MENTAL DAYANIKLILIK MUTLULUĞUMUZU İNŞA EDİYOR
Ünlü yönetmen Nolan’ın filmi Inception’da insanların zihinlerinin içine ve rüyalarına girilir, zihinlerinden fikirler çalınır ve zihinlerine fikirler enjekte edilir. Film, hiçbirimizin rüyalarımızın başını hatırlamadığını, kendimizi bir anda rüyanın ortasında bulduğumuzu, rüyaya teslim olduğumuzu, olayları yönetemeyip, çaresizce içinde savrulduğumuzu vurgular. İşte bilinçaltından bu fikir çalma ve enjekte etme işleminde, tam da rüyadaki bu “dikkat yoksunluğundan” yararlanılır…
Başımıza gelen birçok olay da böyledir; ya farkına varmadığımız davranış, tepki ve inançlarımızdan dolayı kendimizi içinden çıkılmaz durumların ortasında buluruz ya da yaşam bizi tıpkı rüyalarımızda olduğu gibi hiç alışık olmadığımız sahnelerle aniden yüzleştirir.
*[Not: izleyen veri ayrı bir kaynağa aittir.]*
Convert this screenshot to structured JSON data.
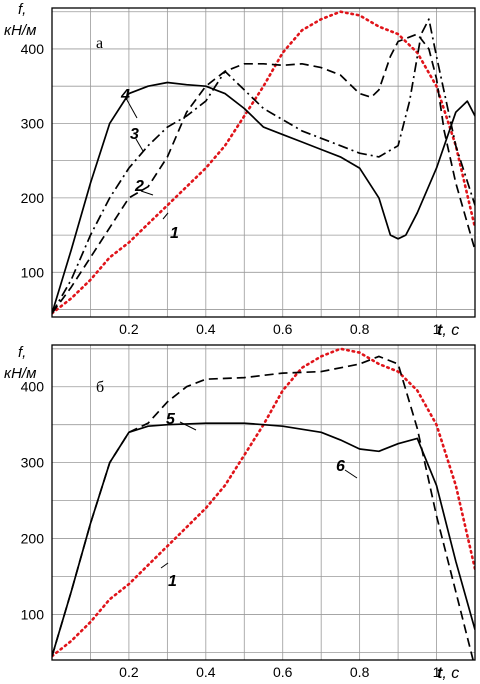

Bu olayların içinde tıpkı rüyalarımızdaki gibi kontrol hissini kaybeder, olayların bir şekilde bitmesini, dinmesini sonlanmasını bekler dururuz ve ne yazık ki savruluruz…Bazılarımız ise sahip olduğu iç kaynaklar sayesinde yaşamda karşılaştığı zorlu dönemlerden, değişikliklerden ve başarısızlıklarından sonra çok daha kolay toparlanır, olayların içinden çok daha güçlü bir şekilde çıkar.
Türkçe’de “dayanıklılık” (mukavemet) olarak ifade bulan kelimenin İngilizce karşılığı olan “resilience” aslında mühendislikten borç alınmış bir kelimedir. Bir cismin üzerine bir kuvvet, bir basınç uygulandığında cismin eski haline, formuna, yapısına dönebilme kabiliyetidir. Bir cisim, nasıl kendini toparlamak için güç ve esnekliğe ihtiyaç duyuyor ise biz insanlar da aynı şekilde mental olarak dayanıklı olabilmek için güç ve esneklik özelliklerine ihtiyaç duyarız.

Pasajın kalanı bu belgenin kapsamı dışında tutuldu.